Košice is the second largest city in Slovakia and has a population of approx. 240 000. In 2013 public transport accounted for 40 per cent of trips made by citizens; 29 per cent used a car; 28 per cent travelled on foot; and only 3 per cent cycled. Košice’s public transport consists of a 34km tram network; a 178km bus network; and a 13km trolleybus network. 
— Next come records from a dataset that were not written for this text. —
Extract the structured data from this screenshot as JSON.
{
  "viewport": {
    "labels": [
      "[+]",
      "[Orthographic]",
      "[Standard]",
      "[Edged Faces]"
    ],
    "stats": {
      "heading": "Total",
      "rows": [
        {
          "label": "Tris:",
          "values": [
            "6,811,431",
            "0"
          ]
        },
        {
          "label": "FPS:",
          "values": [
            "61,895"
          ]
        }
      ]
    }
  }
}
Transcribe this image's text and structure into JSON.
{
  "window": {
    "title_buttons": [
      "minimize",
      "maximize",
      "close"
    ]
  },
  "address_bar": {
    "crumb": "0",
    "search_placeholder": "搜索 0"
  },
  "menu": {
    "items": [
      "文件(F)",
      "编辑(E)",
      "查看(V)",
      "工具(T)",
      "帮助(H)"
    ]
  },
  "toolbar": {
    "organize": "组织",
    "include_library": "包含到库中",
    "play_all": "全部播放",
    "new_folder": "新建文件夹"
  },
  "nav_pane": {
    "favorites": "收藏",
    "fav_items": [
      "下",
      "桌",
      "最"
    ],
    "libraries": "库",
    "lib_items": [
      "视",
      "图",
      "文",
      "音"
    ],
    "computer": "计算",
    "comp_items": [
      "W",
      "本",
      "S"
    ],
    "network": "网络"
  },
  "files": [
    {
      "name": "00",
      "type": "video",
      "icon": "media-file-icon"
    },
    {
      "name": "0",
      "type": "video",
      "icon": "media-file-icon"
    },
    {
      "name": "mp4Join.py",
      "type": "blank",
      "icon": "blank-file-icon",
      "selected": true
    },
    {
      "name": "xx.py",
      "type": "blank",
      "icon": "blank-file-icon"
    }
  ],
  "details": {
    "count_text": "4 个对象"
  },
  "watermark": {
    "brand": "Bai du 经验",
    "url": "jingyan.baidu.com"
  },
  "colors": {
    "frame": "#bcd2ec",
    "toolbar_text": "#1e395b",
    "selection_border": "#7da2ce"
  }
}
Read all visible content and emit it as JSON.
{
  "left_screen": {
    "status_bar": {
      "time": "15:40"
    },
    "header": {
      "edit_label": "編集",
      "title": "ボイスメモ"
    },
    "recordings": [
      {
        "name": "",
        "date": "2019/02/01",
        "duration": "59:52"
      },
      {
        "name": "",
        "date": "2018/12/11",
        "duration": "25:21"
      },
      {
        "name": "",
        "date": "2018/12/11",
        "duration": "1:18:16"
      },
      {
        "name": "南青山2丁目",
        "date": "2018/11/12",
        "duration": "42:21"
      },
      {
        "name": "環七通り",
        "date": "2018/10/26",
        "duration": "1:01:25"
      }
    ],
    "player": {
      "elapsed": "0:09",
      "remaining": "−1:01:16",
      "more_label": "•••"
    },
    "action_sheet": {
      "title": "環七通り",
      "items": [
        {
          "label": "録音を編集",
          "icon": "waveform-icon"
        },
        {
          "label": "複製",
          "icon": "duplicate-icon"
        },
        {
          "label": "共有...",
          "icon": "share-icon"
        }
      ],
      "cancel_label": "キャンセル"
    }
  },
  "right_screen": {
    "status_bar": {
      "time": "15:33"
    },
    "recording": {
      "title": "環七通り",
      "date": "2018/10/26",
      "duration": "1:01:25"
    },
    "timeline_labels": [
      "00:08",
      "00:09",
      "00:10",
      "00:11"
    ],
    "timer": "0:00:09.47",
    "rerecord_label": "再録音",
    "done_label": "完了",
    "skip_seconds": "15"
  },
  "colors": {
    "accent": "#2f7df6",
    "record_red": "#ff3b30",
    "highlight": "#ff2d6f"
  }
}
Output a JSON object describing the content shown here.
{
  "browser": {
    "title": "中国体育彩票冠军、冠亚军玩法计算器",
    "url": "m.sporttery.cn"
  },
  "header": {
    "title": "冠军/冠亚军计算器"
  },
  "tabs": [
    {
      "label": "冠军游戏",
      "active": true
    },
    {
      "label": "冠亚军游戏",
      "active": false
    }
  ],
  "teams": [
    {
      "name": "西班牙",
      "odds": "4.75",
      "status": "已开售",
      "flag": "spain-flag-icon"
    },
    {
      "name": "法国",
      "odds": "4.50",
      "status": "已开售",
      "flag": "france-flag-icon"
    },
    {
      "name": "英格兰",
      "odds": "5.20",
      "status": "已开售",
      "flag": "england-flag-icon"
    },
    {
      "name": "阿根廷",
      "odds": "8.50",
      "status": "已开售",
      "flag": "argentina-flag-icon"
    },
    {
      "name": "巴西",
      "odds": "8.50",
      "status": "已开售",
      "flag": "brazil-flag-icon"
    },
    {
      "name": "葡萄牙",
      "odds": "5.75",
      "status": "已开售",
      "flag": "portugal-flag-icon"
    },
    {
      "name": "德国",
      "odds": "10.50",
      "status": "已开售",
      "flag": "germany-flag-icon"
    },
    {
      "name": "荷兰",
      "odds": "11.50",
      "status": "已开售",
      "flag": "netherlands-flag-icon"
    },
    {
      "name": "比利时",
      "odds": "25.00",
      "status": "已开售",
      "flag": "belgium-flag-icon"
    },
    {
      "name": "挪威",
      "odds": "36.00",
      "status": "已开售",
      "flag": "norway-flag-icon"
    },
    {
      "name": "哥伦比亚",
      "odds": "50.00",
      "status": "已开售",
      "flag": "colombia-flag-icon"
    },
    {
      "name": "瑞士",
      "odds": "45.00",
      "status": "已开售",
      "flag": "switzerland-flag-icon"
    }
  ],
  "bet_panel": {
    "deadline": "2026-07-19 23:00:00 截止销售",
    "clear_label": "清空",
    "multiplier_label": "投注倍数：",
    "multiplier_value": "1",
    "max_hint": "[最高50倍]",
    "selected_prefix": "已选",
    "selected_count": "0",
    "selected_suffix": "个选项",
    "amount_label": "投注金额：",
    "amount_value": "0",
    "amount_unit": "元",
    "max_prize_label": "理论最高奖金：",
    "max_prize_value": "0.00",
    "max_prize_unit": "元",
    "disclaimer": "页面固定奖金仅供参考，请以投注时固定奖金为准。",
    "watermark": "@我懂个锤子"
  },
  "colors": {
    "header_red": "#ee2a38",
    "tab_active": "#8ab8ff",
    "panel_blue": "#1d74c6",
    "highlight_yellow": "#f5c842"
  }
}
Since 2006 the number of public transport users has been declining, an alarming trend that, in addition to other problems, Košice decided to address by developing a SUMP – an effective method to address urban mobility problems in a structured and integrated way. There is no legal obligation in Slovakia for local authorities to prepare and implement a SUMP. However, in order to receive funding for public transport projects, a local authority must present a SUMP or similar.

Lessons learned

The multi-stakeholder participation during the development of the plan proved to be effective for drafting a strategy which takes all relevant aspects and sectors into account.  ‘This was a new phenomenon in Košice and substantially contributed to the quality of and support for the plan,’ said Marian Gogola from the University of Žilina, citing the example of how citizens proposed a very detailed solution for improvement of the public transport lines and scheduling within the city. However, Gogola admits that this process can be improved. The number of attendees at the public meetings was limited, perhaps due to insufficient or ineffective communication mainly through the municipality channels, such as the website. ‘Public participation is also not common practice in Slovakia yet,’ he added. Multi-stakeholder and citizen participation takes time and should be planned carefully and well ahead to prevent serious delays, the associate professor said. And it should not be underestimated that it takes a substantial effort to convince stakeholders of the benefits of drafting a SUMP.